Updated

Jenna Bush stepped to the podium, looking poised in a floral print dress with gentle earth tones. But she couldn't quite hide the butterflies as she stood before an eager bookstore crowd to introduce her book, "Ana's Story: A Journey of Hope."

"This is my first day, so I'm a little nervous," the 25-year-old first daughter said, laughing softly.

Her face lit up, though, as soon as she started talking about the subject of her nonfiction narrative, a teenage mother from Latin America who was born with HIV.

"Ana changed my life. She's only 17 years old, but she's lived the life of somebody so much older," Bush said. "Despite her hardships, Ana is so much like the teenagers here in the United States. She reminds me of myself at that age."

During President Bush's 6 1/2 years in the White House, his daughters — Jenna and her twin sister, Barbara — have done their best to insulate themselves from scrutiny. It hasn't always been successful, as when they were famously cited for underage drinking. Jenna also stuck out her tongue at photographers during her father's re-election campaign.

The resulting image was of the first daughters as irresponsible party girls who stirred memories of their father's youthful misbehavior.

But that's changing now. While Barbara, who works at the Cooper-Hewitt National Design Museum in New York, maintains a low profile, Jenna has begun to reveal her passion for education and helping the underprivileged. She taught elementary grades at a charter school in Washington, D.C. before going to Central and South America as an intern for UNICEF.

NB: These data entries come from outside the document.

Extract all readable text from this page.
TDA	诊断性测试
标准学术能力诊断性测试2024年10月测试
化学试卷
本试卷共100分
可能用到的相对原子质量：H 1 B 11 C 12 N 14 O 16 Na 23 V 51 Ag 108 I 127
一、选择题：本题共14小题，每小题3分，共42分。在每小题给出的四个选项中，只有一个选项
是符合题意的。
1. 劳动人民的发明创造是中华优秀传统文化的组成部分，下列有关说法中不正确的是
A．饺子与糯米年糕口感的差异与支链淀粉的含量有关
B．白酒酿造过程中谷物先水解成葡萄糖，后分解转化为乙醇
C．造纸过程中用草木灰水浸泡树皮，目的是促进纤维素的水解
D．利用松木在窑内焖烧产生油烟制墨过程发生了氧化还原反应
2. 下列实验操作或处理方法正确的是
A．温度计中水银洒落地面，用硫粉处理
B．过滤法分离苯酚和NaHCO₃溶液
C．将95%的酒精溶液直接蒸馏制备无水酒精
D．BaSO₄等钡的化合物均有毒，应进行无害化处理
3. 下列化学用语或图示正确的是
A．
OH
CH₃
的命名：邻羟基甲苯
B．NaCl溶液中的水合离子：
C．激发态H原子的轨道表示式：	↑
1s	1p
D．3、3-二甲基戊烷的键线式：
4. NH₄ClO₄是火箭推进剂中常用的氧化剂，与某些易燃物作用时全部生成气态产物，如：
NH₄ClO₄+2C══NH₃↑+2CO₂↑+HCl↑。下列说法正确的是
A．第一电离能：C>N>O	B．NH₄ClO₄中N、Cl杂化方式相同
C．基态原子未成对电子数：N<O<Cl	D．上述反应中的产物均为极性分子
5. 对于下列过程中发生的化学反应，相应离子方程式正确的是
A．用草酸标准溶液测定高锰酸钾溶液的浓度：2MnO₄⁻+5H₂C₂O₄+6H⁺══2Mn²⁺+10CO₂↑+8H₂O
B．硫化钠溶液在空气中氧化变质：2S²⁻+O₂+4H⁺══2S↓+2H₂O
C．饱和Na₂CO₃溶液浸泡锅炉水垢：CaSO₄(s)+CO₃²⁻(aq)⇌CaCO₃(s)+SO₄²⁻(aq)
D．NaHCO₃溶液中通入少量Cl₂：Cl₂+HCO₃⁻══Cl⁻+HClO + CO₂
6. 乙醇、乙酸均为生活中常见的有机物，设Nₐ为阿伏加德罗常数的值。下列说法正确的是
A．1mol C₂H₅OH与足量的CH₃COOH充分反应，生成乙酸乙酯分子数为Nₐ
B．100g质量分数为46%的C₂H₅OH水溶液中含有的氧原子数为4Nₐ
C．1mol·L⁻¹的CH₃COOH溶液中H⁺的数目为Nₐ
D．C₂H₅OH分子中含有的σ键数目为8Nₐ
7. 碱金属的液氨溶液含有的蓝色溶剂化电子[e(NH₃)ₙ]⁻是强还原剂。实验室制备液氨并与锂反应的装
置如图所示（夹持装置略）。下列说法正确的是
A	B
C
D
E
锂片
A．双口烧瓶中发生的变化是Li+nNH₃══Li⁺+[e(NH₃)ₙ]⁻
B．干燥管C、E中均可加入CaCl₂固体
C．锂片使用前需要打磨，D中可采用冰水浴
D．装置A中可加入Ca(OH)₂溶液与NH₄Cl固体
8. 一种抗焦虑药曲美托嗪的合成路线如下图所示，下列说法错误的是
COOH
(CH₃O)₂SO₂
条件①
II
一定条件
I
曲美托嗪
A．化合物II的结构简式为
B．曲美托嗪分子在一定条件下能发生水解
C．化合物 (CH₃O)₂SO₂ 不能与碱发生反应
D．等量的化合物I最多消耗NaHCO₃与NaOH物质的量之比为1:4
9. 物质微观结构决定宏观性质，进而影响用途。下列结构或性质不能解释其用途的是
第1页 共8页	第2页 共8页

If her work as a writer makes people realize she's more than a social butterfly, Jenna is fine with that. But she wasn't too worried to begin with.

"The people that know me and love me, my students and colleagues, never had that perception of me," she told The Associated Press in a brief interview before her reading of "Ana's Story" at a Borders bookstore in Annapolis.

While she hasn't done many interviews, Bush spoke with confidence — if sometimes so quickly that her words got ahead of her intended meaning. She said she never felt the need to interact with the media until she had something important to say.

"I didn't really have a reason," she said. "I didn't have something that I was passionate about."

Now she does. Looking back, she's amazed at how quickly "Ana's Story" came together. She saw the potential in the teenager as soon as she saw her last fall at a community meeting for women and children living with HIV and AIDS. (Ana's name was changed to protect her privacy, and Bush does not reveal which country she lives in beyond saying it's in Central America.)

Bush began meeting with Ana several times a week, speaking with her — entirely in Spanish — about her difficult upbringing.

Ana was infected with HIV by her mother, and both of her parents died of AIDS. She was raised by relatives who beat her and was molested by her grandmother's boyfriend. She ended up in a juvenile detention facility after running away from home. She became pregnant by her first boyfriend, who was also HIV-positive.

Bush was struck, though, by Ana's positive outlook. She was vigilant about taking her medication and did not pass on the virus to her daughter, and she recently returned to school.

By the time Bush went home for the holidays last December, she had written several sample chapters and began shopping around her book proposal. She wrote most of "Ana's Story" between January and April, working with editors at HarperCollins over e-mail. The book runs nearly 300 pages, but it's written in simple language directed at teenage readers.

The chapters are short, sometimes no more than a paragraph, and the book includes dozens of color photographs taken by Bush's close friend, Mia Baxter, who also interned with UNICEF. Portions of the proceeds will go to UNICEF.

Bush said she started by writing longer, more conventional chapters, but "it just really was too much. It was too heavy, and I thought kids would find it really grueling and not at all optimistic or fun to read."

Several people in the audience said they admired the president's daughter for educating children about such difficult subject matter.

"What she's doing is a humanitarian effort that crosses political lines. It helps people to see her in a different light — different than some of the bad press she's gotten in the past," said Angela Patterson, 46, sitting next to her daughter, Lyndsay, 13. "It's hard to live your life under a microscope. She's obviously matured."

Another part of that maturation: getting engaged in August to her longtime boyfriend, Henry Hager. Bush wore a sparkling diamond-and-sapphire engagement ring but said wedding plans are on hold while she tours the nation for the next two months.

"Hopefully in January we can sit down and talk about it," she said about the wedding. Asked if she might be married at the White House, the first daughter said, "Right now, anything's possible."